Well, four days off the bike did the old head some good. And the legs too, they felt like they were 19 again all week. And I squeezed in 19hrs on the bike, culminating with the CSC ride around wolf creek, a sweet loop which we hadn't done in several months.
I set some good (for me) power numbers on the Sunday ride up the first wolf creek climb - 400watts for 9 minutes, 10min average 387 (the climb was only 9& a little) which is on par with my EC hillclimb profile. Of course, I'm a couple pounds heavier than I was then so that gets diluted somewhat, but still, quite OK for January.
I've heard a lot of comments and warnings about being fast in the winter, every time I've shifted into the big ring on the 'ol cross bike (only a 46t mind you) and broken a sweat on a climb. Things like, "if you're too fast now, you'll peak too early", or "races are in the summer you can't keep that up", etc etc. To which I feel the need to reply: hogwash.
Those statements focus on the results of training, not on the methods used to get those results. And that is where the confusion lies. It's not "being fast" that is a problem in January, it's training as if it was June that is dangerous. If you get faster and faster and set personal bests on nothing but base miles, tempo, and endurance rides, then great, because that's sustainable and sets a huge base for the summer months. If you're doing anaerobic work, living on a diet of VO2, and generally doing everything associated with a peak in fitness, then yeah, you won't hold it through the summer. I generally have little tolerance for the mindset that says that riders need to be slow, or out of shape, at particular points in the year in order to have a good season. No, they don't. They have to make sure that a) they recover from the prior season b) they build a good base of training on which to lay the work that will result in good VO2, anaerobic, and endurance gains in the next season, and c) the peak of their fitness for the year comes during their A-priority events. Saying that you have to be slow in the winter is like saying you have to gain 10lbs every December: it's hogwash.

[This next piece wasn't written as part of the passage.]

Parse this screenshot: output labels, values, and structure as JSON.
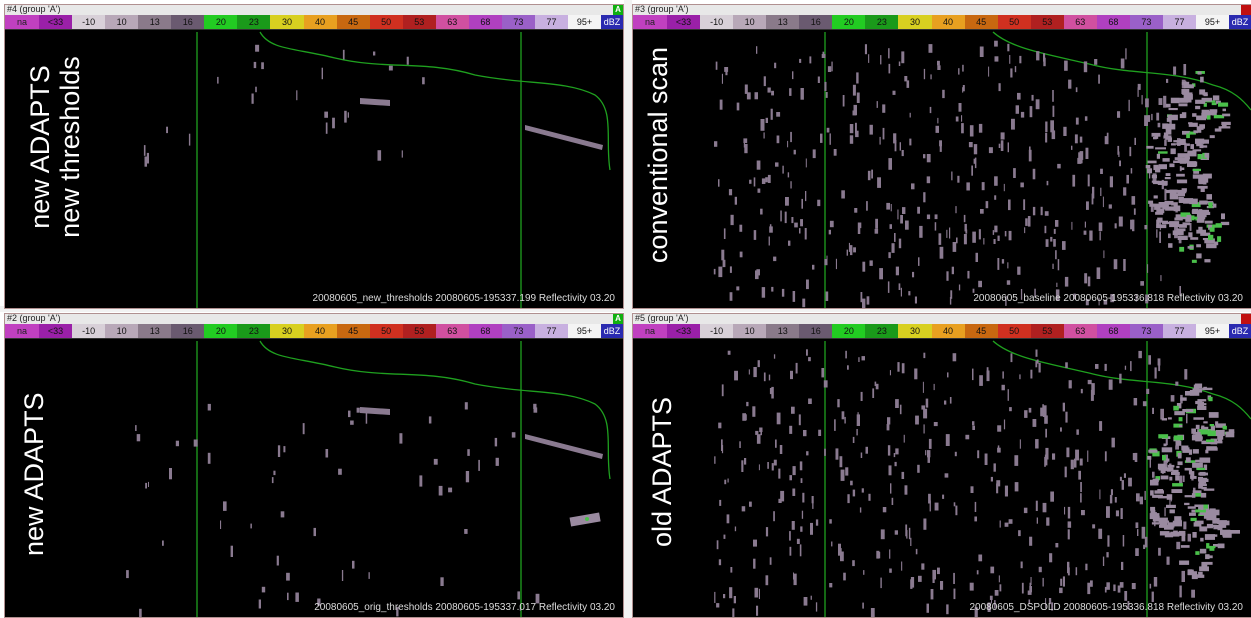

So yeah, I set a personal best on Sunday - longest time ever over 400W. Yeah I'm "fast" relative to my last years' fitness. And I'll be faster in June than I am now. Will it get results? Who knows, I'm not in control of my fitness relative to others, only relative to myself. I'm also not in control of flat tires, crashes, team tactics, and illness. Results are largely the product of too many externalities to use as a barometer of fitness. But the powermeter and bathroom scale won't lie, and that's what I'll measure training by, thank you very much.